Land Use, Land-Use Change and Forestry

Other reports in this collection

2.4.3. Measurement of Flux

A range of methods exists for measuring and estimating the flux of GHGs from the land's surface over different spatial scales. Some of these methods are discussed in the following sections. The development of methods is an active area of research.

Flux measurements are the only practical way of measuring non-CO2 GHGs. Unlike carbon, methane and nitrous oxide do not exist as stocks on land, and changes in inventories cannot be used to infer fluxes to the atmosphere. These fluxes must be determined through direct measurement of changes in the concentration of the gas in chambers that enclose a piece of an ecosystem, through emissions ratios that relate the non-CO2 fluxes to CO2 flux, or with models that calculate net exchange from knowledge of soil properties. Estimates of flux for these gases are generally more uncertain than fluxes of CO2 because of their greater variability over time and space.

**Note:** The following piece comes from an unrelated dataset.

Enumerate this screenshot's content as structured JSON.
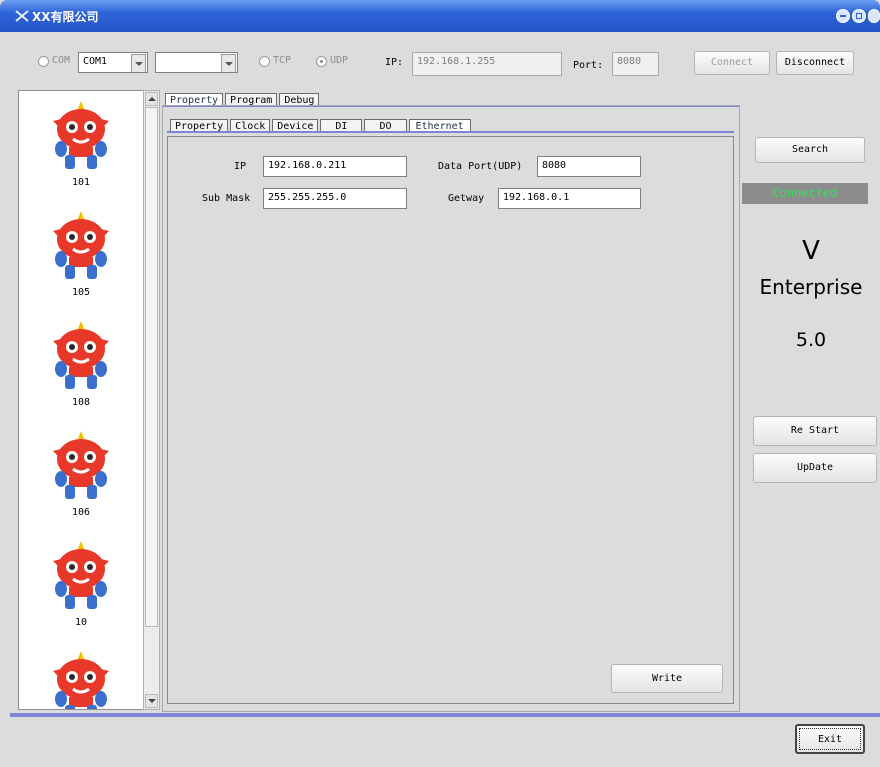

2.4.3.1. Local Scales (Less than 1 km2)

Chambers may be used to enclose a small area, or an individual component, of an ecosystem (e.g., soils, stems, leaves). Changes in the concentration of CO2 (or other gases) within the chamber or differences between the concentrations in incoming and outgoing air are used to calculate flux.

Several techniques exist for measuring the flux of CO2 for an entire ecosystem (less than 1 km2) without enclosures. The technique in most common use today is the eddy correlation/ covariance technique (described below), which measures flux directly. Other techniques that are applicable at the same spatial scale infer a flux rather than measuring it directly. These techniques include the boundary layer gradient method (Griffith and Galle, 1999), tracer techniques (Leuning et al., 1999), upwind-downwind measurements (Denmead et al., 1998), and long-path infrared spectroscopy.

The eddy covariance method is a well-developed method for measuring the exchange of CO2 between terrestrial ecosystems and the atmosphere-that is, Net Ecosystem Production (NEP) (e.g., Baldocchi et al., 1988, 1996; Moncrieff et al., 1996; Valentini et al., 2000; Aubinet et al., 2000). Measurements are continuous and semi-automatic (often with an hourly time step), and the net flux of CO2 entering or leaving the ecosystem integrates an area typically on the order of 20 ha. The precision integrated annually has a confidence interval of 30 g C m-2 yr-1 [0.3 t C ha-1 yr-1]. A slight modification of the method, a relaxed eddy correlation technique, is applicable to non-CO2 GHGs (Rinne et al., 1999).

In some sites that are affected by complex topography, ecosystem nighttime respiration can be underestimated because of air advection (e.g., drainage flows), leading to an overestimation of the annual carbon balance (greater sink or smaller source of carbon). Methods have been developed to recognize when these cases occur, and corrections have been proposed (Aubinet et al., 2000).

Automated eddy covariance measurements of CO2 fluxes have now been made at more than 65 sites worldwide (FLUXNET16), with standard measurement protocols and storage systems. A typical cost for a complete eddy covariance system is on the order of US$50,000. The cost of site infrastructure is additional and will vary according to the remoteness of the site, the height of the vegetation (whether a tall tower must be built), and the existence of other facilities. The cost of a small mast over a pasture and an insulated container to house computers may be less than US$500; the typical cost of a 30-m walk-up scaffold tower for flux measurements is US$20,000.

The eddy covariance method determines overall net carbon exchanges at stand level. It is repeatable in time and is nondestructive. It can assist in the determination of carbon budgets of forests and other terrestrial vegetation on a project level, in the validation of forest growth models, and in verifying studies of carbon balances determined by stock change methods.

The rapidly expanding network of flux towers greatly assists in the understanding of land-atmosphere exchanges but does not yet provide reliable evidence of the magnitude and location of carbon sinks because a tower site does not operate over a large enough and sufficiently unbiased sample area to represent a land cover throughout its disturbance cycle. Furthermore, the method is limited to generally flat terrain with uniform vegetation. Nevertheless, the data confirm evidence for carbon sinks quantified by stock change measurements on a statistically representative sample.